What authors do you admire?

Oh, so many. The ones I’m going to say are just the ones I’ve got at the forefront of my mind right now. I love Yangsze Choo, she wrote The Ghost Bride and The Night Tiger. I love J.R.R. Tolkien, he’s a master of the craft. We’re actually reading Lord of the Rings as a family, and I will say that it’s brilliant, but there is a lot of boring walking. And I love Kristin Cashore, who wrote the Fire series. It’s really good. I don’t want to give anything away, but you should read it.

What books do you love? 

I love those books I mentioned. My husband got me a book of poetry by Louise Glück. I’ve been working on that. I haven’t been reading too too much lately, so there’s nothing just burning right now. A book of short stories that I like is My Mother She Killed Me, My Father He Ate Me. It’s by a bunch of famous writers. You might like it, too, Cate. It’s a collection of retold fairy tales, but kinda weird and kinda dark. It’s got a strange vibe that I really like.

Why turn writing into a full-time job?

Writing is work. It’s life and breath, but it’s also work. So becoming a full-time writer would just be formalizing what is already there. Like getting married. If you don’t get married, it doesn’t mean you don’t love the person or you’re not serious, but getting married kind of tells everyone else. You know? It’s just a signifier to the world that, you know, this is my main thing. I know in some ways I might be unhappy turning what I love into work, but I also think it would be really satisfying to get my stuff out there, to see what people think of my world, interact with them, see what their ideas are.

What is the greatest achievement of writing so far?

Oh, gosh. I did finish 50k words for NaNoWriMo a few years ago. And I wrote a children’s story for my children. I did the art for it, too. It’s a lift-a-flap book. You can see some pictures of it on my Instagram (@reyobtik). It’s not published, but my kids can enjoy it, so that’s what matters to me.

What is your greatest failure in writing so far?
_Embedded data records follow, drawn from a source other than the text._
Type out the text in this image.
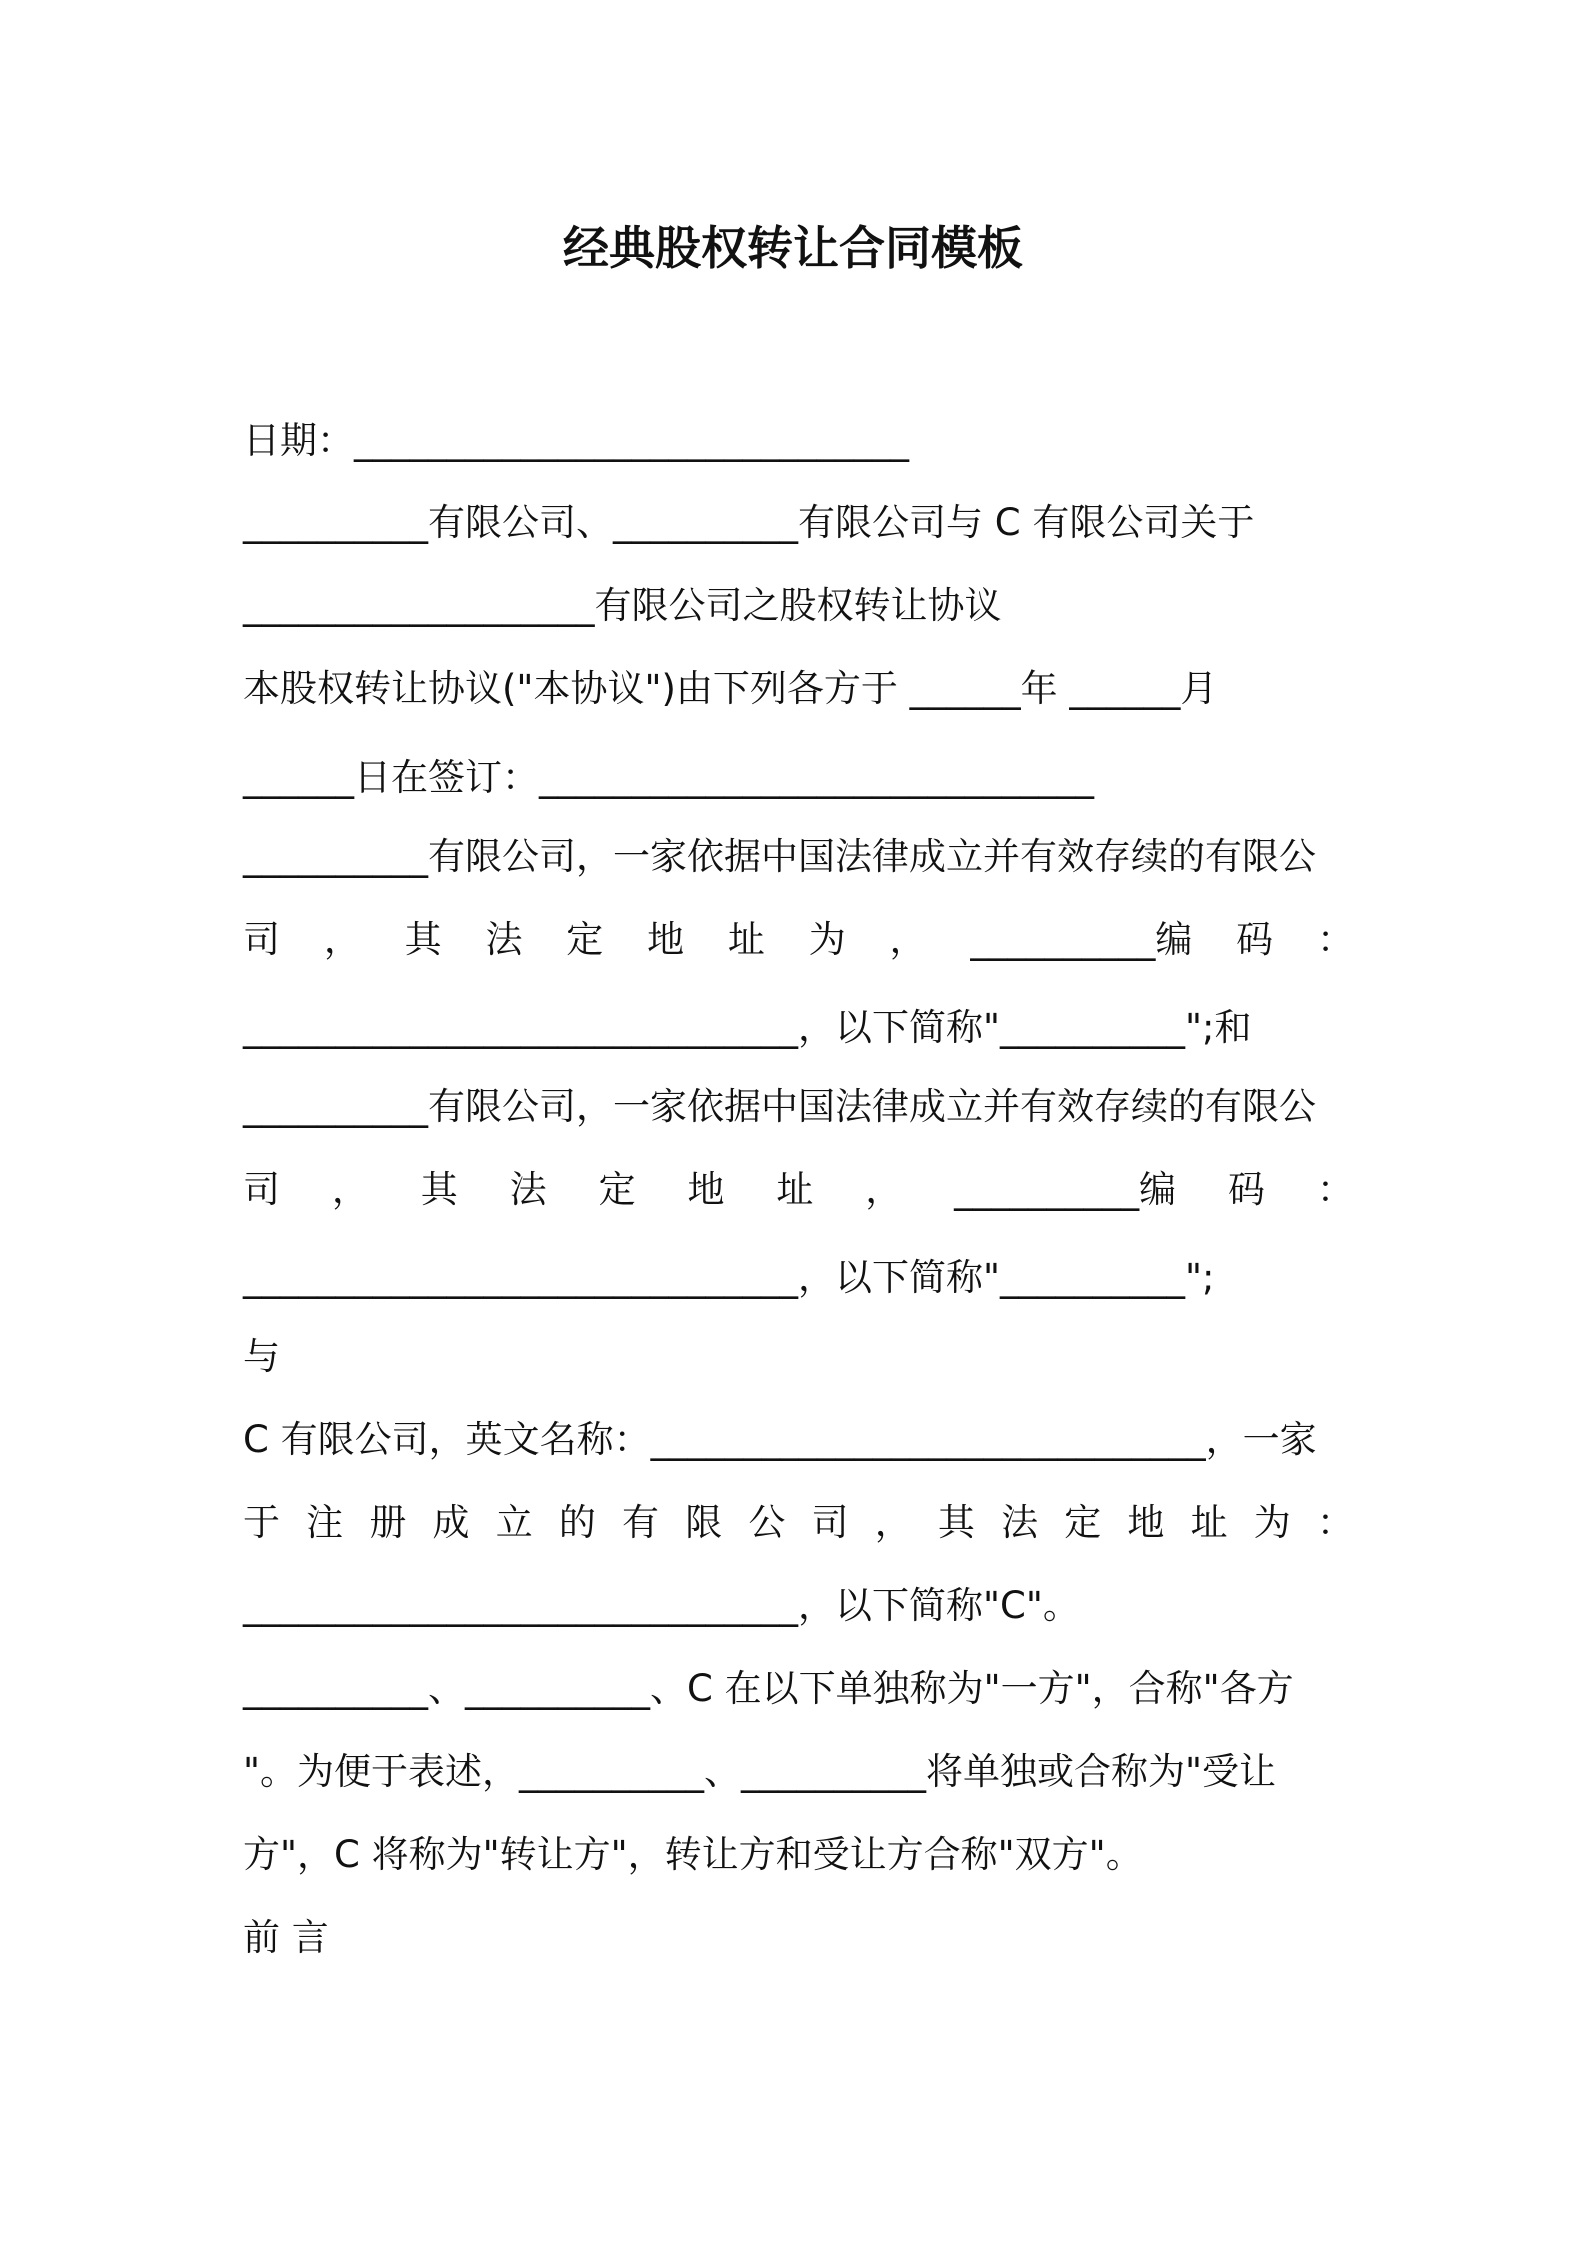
经典股权转让合同模板
日期：______________________________
__________有限公司、__________有限公司与 C 有限公司关于
___________________有限公司之股权转让协议
本股权转让协议("本协议")由下列各方于 ______年 ______月
______日在签订：______________________________
__________有限公司，一家依据中国法律成立并有效存续的有限公
司 ， 其 法 定 地 址 为 ， __________编 码 ：
______________________________，以下简称"__________";和
__________有限公司，一家依据中国法律成立并有效存续的有限公
司 ， 其 法 定 地 址 ， __________编 码 ：
______________________________，以下简称"__________";
与
C 有限公司，英文名称：______________________________，一家
于 注 册 成 立 的 有 限 公 司 ， 其 法 定 地 址 为 ：
______________________________，以下简称"C"。
__________、__________、C 在以下单独称为"一方"，合称"各方
"。为便于表述，__________、__________将单独或合称为"受让
方"，C 将称为"转让方"，转让方和受让方合称"双方"。
前 言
I am sitting on so many unfinished books. I’ve got plots worked out, worlds built, characters made, but I just haven’t finished them. I really wanted to get this one series made before my kids got too old, I wanted them to kind of grow up with the characters. But I don’t see that happening and it makes me really sad. But maybe even if I had published it, my kids would never have enjoyed it anyway. *sigh*

What is the most difficult thing about writing?

I’m tempted to say finding time to write, but probably the most difficult thing in my lifetime of writing is finishing an idea. You mentioned in a different episode something about the idea of resistance and writer’s block, and it really clicked with me. So sometimes there’s resistance, and I think that must be the hardest part for me.
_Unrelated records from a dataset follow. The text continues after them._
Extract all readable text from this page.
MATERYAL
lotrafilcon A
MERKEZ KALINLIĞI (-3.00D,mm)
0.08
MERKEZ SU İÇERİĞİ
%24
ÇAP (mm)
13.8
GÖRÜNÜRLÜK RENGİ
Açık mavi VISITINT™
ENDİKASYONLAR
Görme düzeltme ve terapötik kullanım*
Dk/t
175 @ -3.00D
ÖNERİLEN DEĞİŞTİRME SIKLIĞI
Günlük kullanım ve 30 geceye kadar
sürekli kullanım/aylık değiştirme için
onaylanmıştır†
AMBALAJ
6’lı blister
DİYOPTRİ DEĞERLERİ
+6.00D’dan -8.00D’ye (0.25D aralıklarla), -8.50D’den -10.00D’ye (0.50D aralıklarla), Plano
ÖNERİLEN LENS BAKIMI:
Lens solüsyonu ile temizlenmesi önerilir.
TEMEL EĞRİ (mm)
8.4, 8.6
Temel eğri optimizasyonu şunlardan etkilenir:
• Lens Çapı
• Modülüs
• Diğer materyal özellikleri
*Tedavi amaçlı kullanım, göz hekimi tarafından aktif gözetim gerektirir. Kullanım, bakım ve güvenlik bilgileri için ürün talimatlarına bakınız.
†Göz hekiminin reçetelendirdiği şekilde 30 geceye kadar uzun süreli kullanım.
What is the easiest thing about writing?

I love just writing. Poems are great because I can be super quick. I write my poem down, I think about if there’s anything else I want to add to it, anything I want to emphasize, and then I bring it to workshop. Then I get feedback on it- sometimes I change it based on the feedback, sometimes not.

Where do you see your writing career taking you?
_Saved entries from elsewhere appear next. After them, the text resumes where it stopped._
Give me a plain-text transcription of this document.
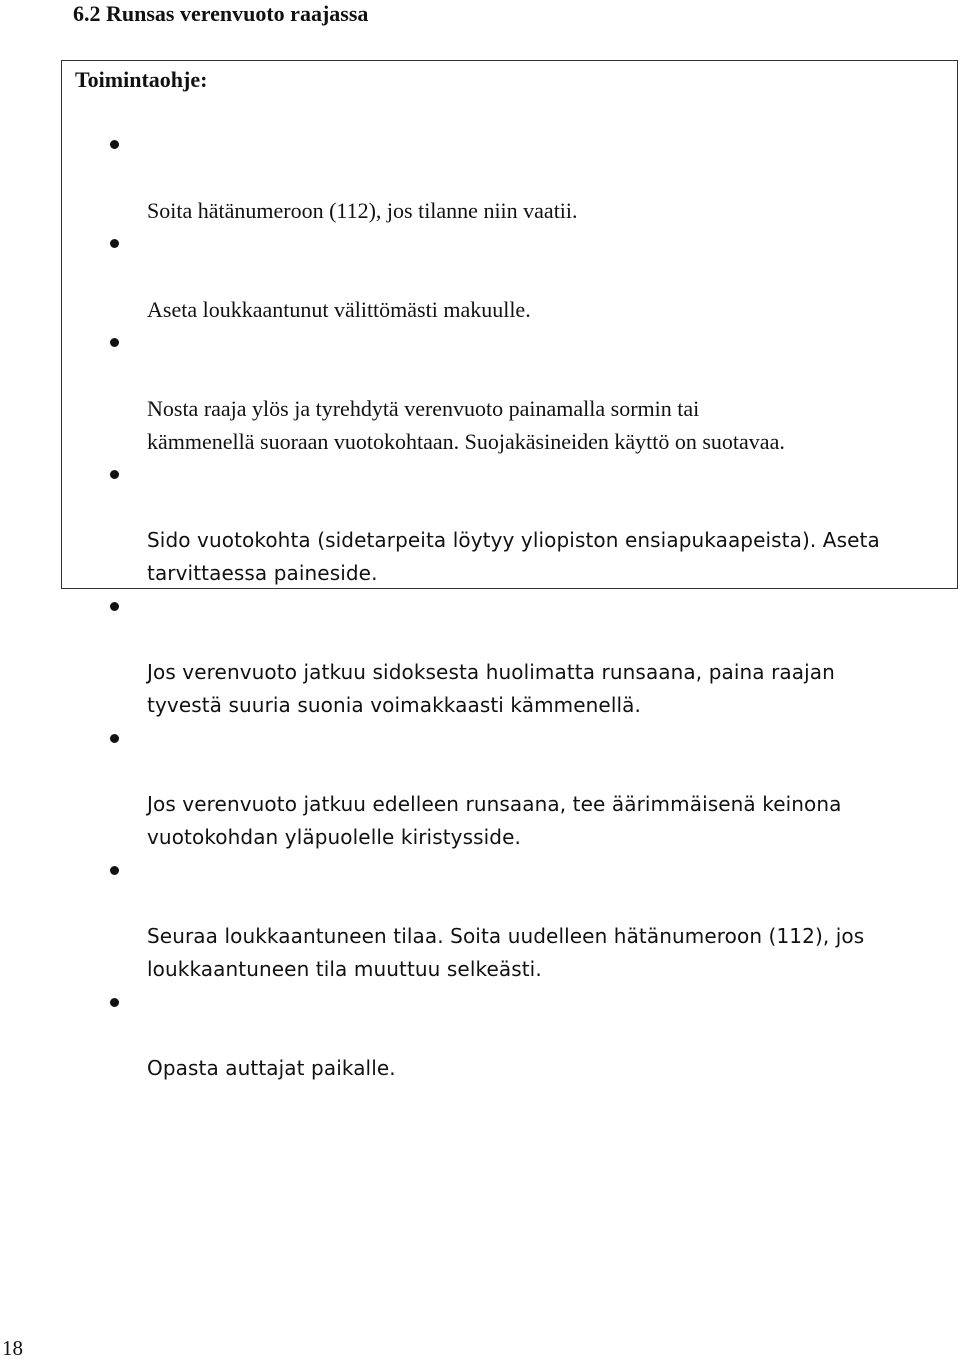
6.2 Runsas verenvuoto raajassa
Toimintaohje:

Soita hätänumeroon (112), jos tilanne niin vaatii.

Aseta loukkaantunut välittömästi makuulle.

Nosta raaja ylös ja tyrehdytä verenvuoto painamalla sormin tai
kämmenellä suoraan vuotokohtaan. Suojakäsineiden käyttö on suotavaa.

Sido vuotokohta (sidetarpeita löytyy yliopiston ensiapukaapeista). Aseta
tarvittaessa paineside.

Jos verenvuoto jatkuu sidoksesta huolimatta runsaana, paina raajan
tyvestä suuria suonia voimakkaasti kämmenellä.

Jos verenvuoto jatkuu edelleen runsaana, tee äärimmäisenä keinona
vuotokohdan yläpuolelle kiristysside.

Seuraa loukkaantuneen tilaa. Soita uudelleen hätänumeroon (112), jos
loukkaantuneen tila muuttuu selkeästi.

Opasta auttajat paikalle.

18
Maybe this is super ambitious, but I have a nine book series I want to publish. Truly, I just want to publish as much of my work as I can. Get as much of my stories out there as possible, because I have a lot. I’ve got another three book series, too. And some short stories and poems. Actually, what I plan to work on most this year is a chapbook.

What road of publishing would you like to travel?

I think traditional publishing for my novels and series. For the short stories and poems I want to put them in literary magazines or journals. And of course I want to publish some chapbooks on my own, with my writing group, or through a local press.

What is one fun fact about you?

Noooooo. Haha. Ok, I guess an interesting fact is that my typewriter is an Olivetti Lettera 32 in light blue, which is the same typewriter Cormack McCarthy used to write all of his big, important works. My husband got it for me our first Christmas together and it has been my favorite thing to type on ever since.

The final question:  What does the statement “Writer at Work” mean to you?

I guess it means that I am writing while working on my other life stuff. Like, I raise my kids and homeschool and run our household, so I’m writing during all of that.